Heat Transfer by Conduction for Ideal Gases I've recently read some chapters on heat transfer, and I was confused by an equation that described the thermal conductivity for ideal gases.
$$k=\frac{9\gamma-5}{4}\frac{c_{\nu}}{\pi d^{2}}\sqrt{\frac{Mk_{B}T}{N\pi}}$$
I've only learned the basics regarding heat transfer, and I couldn't see the steps needed to derive the above equations. What I know is:
(The thermal conductivity for gases)
$$k=\frac{1}{3}c_{\nu}\rho\bar{c}\lambda_{mfp}$$
(Average molecular speed)
$$\bar{c}=\sqrt{\frac{8RT}{\pi M}}$$
(The speed of sound in fluid)
$$c=\sqrt{\gamma RT}$$
(The density of an ideal gas)
$$\rho=\frac{p}{RT}$$
(The ratio of specific heats)
$$\gamma=\frac{c_{p}}{c_{\nu}}$$
Edited:
(The mean free path of a gas molecule)
$$\lambda_{mfp}=\frac{k_{B}T}{\sqrt{2}\pi d^{2}p}$$
So my question is:

*

*How do I derive the mean free path for gas molecules?

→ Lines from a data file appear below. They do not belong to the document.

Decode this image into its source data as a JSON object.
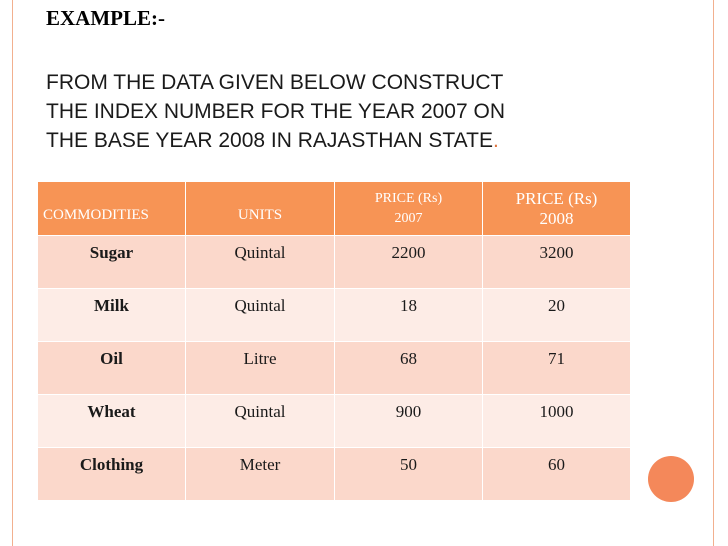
{
  "slide": {
    "title": "EXAMPLE:-",
    "intro_lines": [
      "FROM THE DATA GIVEN BELOW CONSTRUCT",
      "THE INDEX NUMBER FOR THE YEAR 2007 ON",
      "THE BASE YEAR 2008 IN RAJASTHAN STATE"
    ],
    "intro_end": ".",
    "accent_color": "#f79455"
  },
  "table": {
    "headers": {
      "commodities": "COMMODITIES",
      "units": "UNITS",
      "price_2007_line1": "PRICE (Rs)",
      "price_2007_line2": "2007",
      "price_2008_line1": "PRICE (Rs)",
      "price_2008_line2": "2008"
    },
    "rows": [
      {
        "commodity": "Sugar",
        "unit": "Quintal",
        "price_2007": "2200",
        "price_2008": "3200"
      },
      {
        "commodity": "Milk",
        "unit": "Quintal",
        "price_2007": "18",
        "price_2008": "20"
      },
      {
        "commodity": "Oil",
        "unit": "Litre",
        "price_2007": "68",
        "price_2008": "71"
      },
      {
        "commodity": "Wheat",
        "unit": "Quintal",
        "price_2007": "900",
        "price_2008": "1000"
      },
      {
        "commodity": "Clothing",
        "unit": "Meter",
        "price_2007": "50",
        "price_2008": "60"
      }
    ]
  }
}
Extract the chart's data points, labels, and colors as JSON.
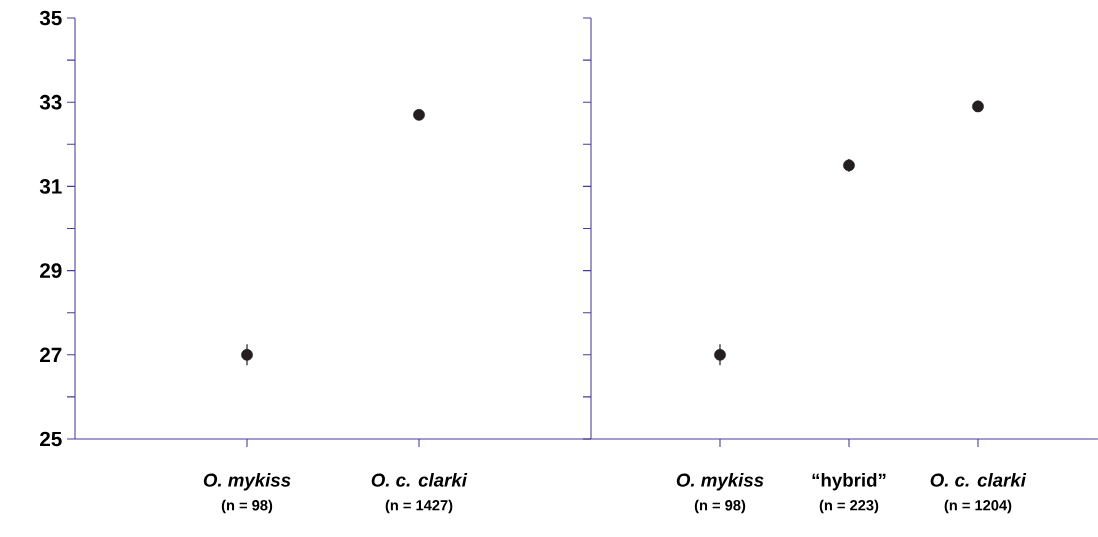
{
  "chart_data": [
    {
      "type": "scatter",
      "categories": [
        "*O. mykiss*",
        "*O. c. clarki*"
      ],
      "values": [
        27.0,
        32.7
      ],
      "errors": [
        0.25,
        null
      ],
      "color": "#231f20",
      "marker": "circle",
      "ylim": [
        25,
        35
      ],
      "yticks": [
        25,
        {
          "value": 26,
          "label": null
        },
        27,
        {
          "value": 28,
          "label": null
        },
        29,
        {
          "value": 30,
          "label": null
        },
        31,
        {
          "value": 32,
          "label": null
        },
        33,
        {
          "value": 34,
          "label": null
        },
        35
      ],
      "annotations": [
        "(n = 98)",
        "(n = 1427)"
      ]
    },
    {
      "type": "scatter",
      "categories": [
        "*O. mykiss*",
        "“hybrid”",
        "*O. c. clarki*"
      ],
      "values": [
        27.0,
        31.5,
        32.9
      ],
      "errors": [
        0.25,
        0.15,
        null
      ],
      "color": "#231f20",
      "marker": "circle",
      "ylim": [
        25,
        35
      ],
      "yticks": [
        25,
        {
          "value": 26,
          "label": null
        },
        27,
        {
          "value": 28,
          "label": null
        },
        29,
        {
          "value": 30,
          "label": null
        },
        31,
        {
          "value": 32,
          "label": null
        },
        33,
        {
          "value": 34,
          "label": null
        },
        35
      ],
      "tick_labels": "x",
      "annotations": [
        "(n = 98)",
        "(n = 223)",
        "(n = 1204)"
      ]
    }
  ]
}
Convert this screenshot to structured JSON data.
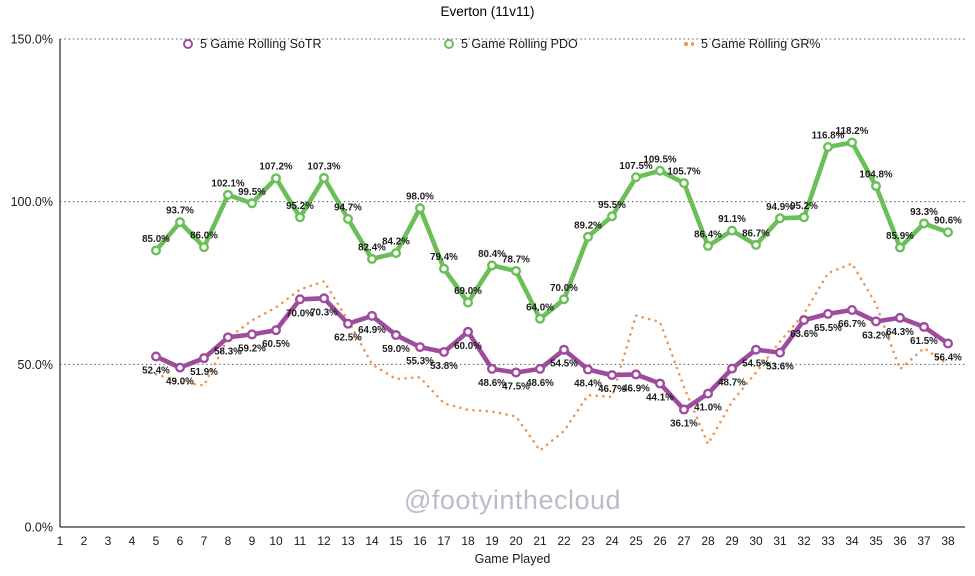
{
  "watermark": "@footyinthecloud",
  "chart_data": {
    "type": "line",
    "title": "Everton (11v11)",
    "xlabel": "Game Played",
    "ylabel": "",
    "xlim": [
      1,
      38
    ],
    "ylim": [
      0,
      150
    ],
    "grid": "horizontal dotted at each y tick",
    "legend_position": "top",
    "x_ticks": [
      1,
      2,
      3,
      4,
      5,
      6,
      7,
      8,
      9,
      10,
      11,
      12,
      13,
      14,
      15,
      16,
      17,
      18,
      19,
      20,
      21,
      22,
      23,
      24,
      25,
      26,
      27,
      28,
      29,
      30,
      31,
      32,
      33,
      34,
      35,
      36,
      37,
      38
    ],
    "y_ticks": [
      {
        "value": 0,
        "label": "0.0%"
      },
      {
        "value": 50,
        "label": "50.0%"
      },
      {
        "value": 100,
        "label": "100.0%"
      },
      {
        "value": 150,
        "label": "150.0%"
      }
    ],
    "series": [
      {
        "name": "5 Game Rolling SoTR",
        "color": "#9e4b9e",
        "style": "solid-with-markers",
        "show_point_labels": true,
        "label_side": "below",
        "x_start": 5,
        "values": [
          52.4,
          49.0,
          51.9,
          58.3,
          59.2,
          60.5,
          70.0,
          70.3,
          62.5,
          64.9,
          59.0,
          55.3,
          53.8,
          60.0,
          48.6,
          47.5,
          48.6,
          54.5,
          48.4,
          46.7,
          46.9,
          44.1,
          36.1,
          41.0,
          48.7,
          54.5,
          53.6,
          63.6,
          65.5,
          66.7,
          63.2,
          64.3,
          61.5,
          56.4
        ]
      },
      {
        "name": "5 Game Rolling PDO",
        "color": "#6abf58",
        "style": "solid-with-markers",
        "show_point_labels": true,
        "label_side": "above",
        "x_start": 5,
        "values": [
          85.0,
          93.7,
          86.0,
          102.1,
          99.5,
          107.2,
          95.2,
          107.3,
          94.7,
          82.4,
          84.2,
          98.0,
          79.4,
          69.0,
          80.4,
          78.7,
          64.0,
          70.0,
          89.2,
          95.5,
          107.5,
          109.5,
          105.7,
          86.4,
          91.1,
          86.7,
          94.9,
          95.2,
          116.8,
          118.2,
          104.8,
          85.9,
          93.3,
          90.6
        ]
      },
      {
        "name": "5 Game Rolling GR%",
        "color": "#ec9651",
        "style": "dotted",
        "show_point_labels": false,
        "label_side": "none",
        "x_start": 5,
        "values_estimated": true,
        "values": [
          47,
          44.5,
          43.5,
          58,
          63.5,
          67.5,
          73,
          75.5,
          63.5,
          50,
          45.5,
          46,
          38,
          36,
          35.5,
          34,
          23.5,
          29.5,
          40.5,
          40,
          65,
          63,
          43,
          25.5,
          38.5,
          47.5,
          57,
          65.5,
          78,
          81,
          68.5,
          48.5,
          55,
          50
        ]
      }
    ]
  },
  "style": {
    "axis_color": "#333333",
    "grid_color": "#595959",
    "tick_text_color": "#1a1a1a",
    "point_label_color": "#1c1c1c",
    "watermark_color": "#b9bdc8"
  }
}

*How do I derive the thermal conductivity equation (the first one)?

Edit:
The textbook I am using is: Fundamentals of Heat and Mass Transfer (Eighth edition) by Theodore L. Bergman and Adrienne S. Lavine (pg. 67).
Textbook link
Added symbols meaning.
I forgot to add the equation for the mean free path of gas molecules. I guess it is just too general of a question to ask how to derive it. Please ignore my first question.
To be more specific, I need confirmation that I am using the correct formulas for the derivation (equations after the first one) and algebraic steps to reach the first formula.
 A: If all else fails, check the citations.
On the same page in Bergman et al.'s Fundamentals of Heat and Mass Transfer as your first equation, the authors point to Zhang's Nano/Microscale Heat Transfer, McGraw–Hill, New York, 2007.
In turn, Zhang refers (on pg. 41) to the so-called Eucken formula (E. Eucken, Physik. Zeitschr 14, 324–332, 1913) that relates the Prandtl number $\text{Pr}=\frac{c_p\mu}{k}$, where $\mu$ is the dynamic viscosity, to the heat capacity ratio $\gamma=\frac{c_p}{c_v}$ as
$$\text{Pr}=\frac{4\gamma}{9\gamma-5}.$$
In addition, Tien & Lienhard's Statistical Thermodynamics, Hemisphere, New York, 1985, which Zhang cites, obtains the relationship between the dynamic viscosity and certain other parameters as
$$\mu\approx\frac{1}{2}\rho \bar c \lambda_{\text{mfp}}\left(=\frac{1}{2}\frac{m\bar c}{\sqrt{2}\pi d^2}=\frac{1}{\pi^2d^2}\sqrt{\pi mk_B T}\right),$$
where I've given some equivalent relations to compare with other results in the literature; here, $m$ is the molecular mass.
Thus,
\begin{align}
k&=\frac{c_p\mu}{\text{Pr}};\\
&=\frac{9\gamma-5}{4\gamma}\cdot c_p\cdot\frac{1}{2}\rho\bar c\lambda_\text{mfp};\\
&=\frac{9\gamma-5}{4}\cdot c_v\cdot\frac{1}{2}\frac{Mp}{RT}\sqrt{\frac{8RT}{\pi M}}\frac{k_BT}{\sqrt{2}\pi d^2p};\\
&=\frac{9\gamma-5}{4}\frac{c_v}{\pi d^2}\sqrt{\frac{Mk_BT}{N\pi}},\end{align}
where I've simply plugged in the relations you're already familiar with (note that your density formula is missing the system mass $M$) to obtain your first equation (Bergman et al.'s Eq. 2.12).
A parenthetical note: I emphasize that I'm reviewing only the steps in the derivation of Eq. 2.12 as referenced by the authors of that textbook. Many of the terms in this answer appear with slightly different values in other derivations (e.g., a fixed Prandtl number of 1, or different prefactors; for instance, Bird et al.'s Transport Phenomena has not $\mu=\frac{1}{2}\rho \bar c \lambda_{\text{mfp}}$ but $\mu=\frac{1}{3}\rho \bar c \lambda_{\text{mfp}}$ while noting that the prefactor of $\frac{1}{3}$ is "very roughly" approximated). In fact, dozens of  (sometimes incompatible) relations of a similar type exist in the literature on the kinetic theory of gases, as a result of more or less hand-wavy arguments, estimates, and assumptions; this answer does not assert that this particular derivation or result is the best one. It merely identifies the links that you reported lacking.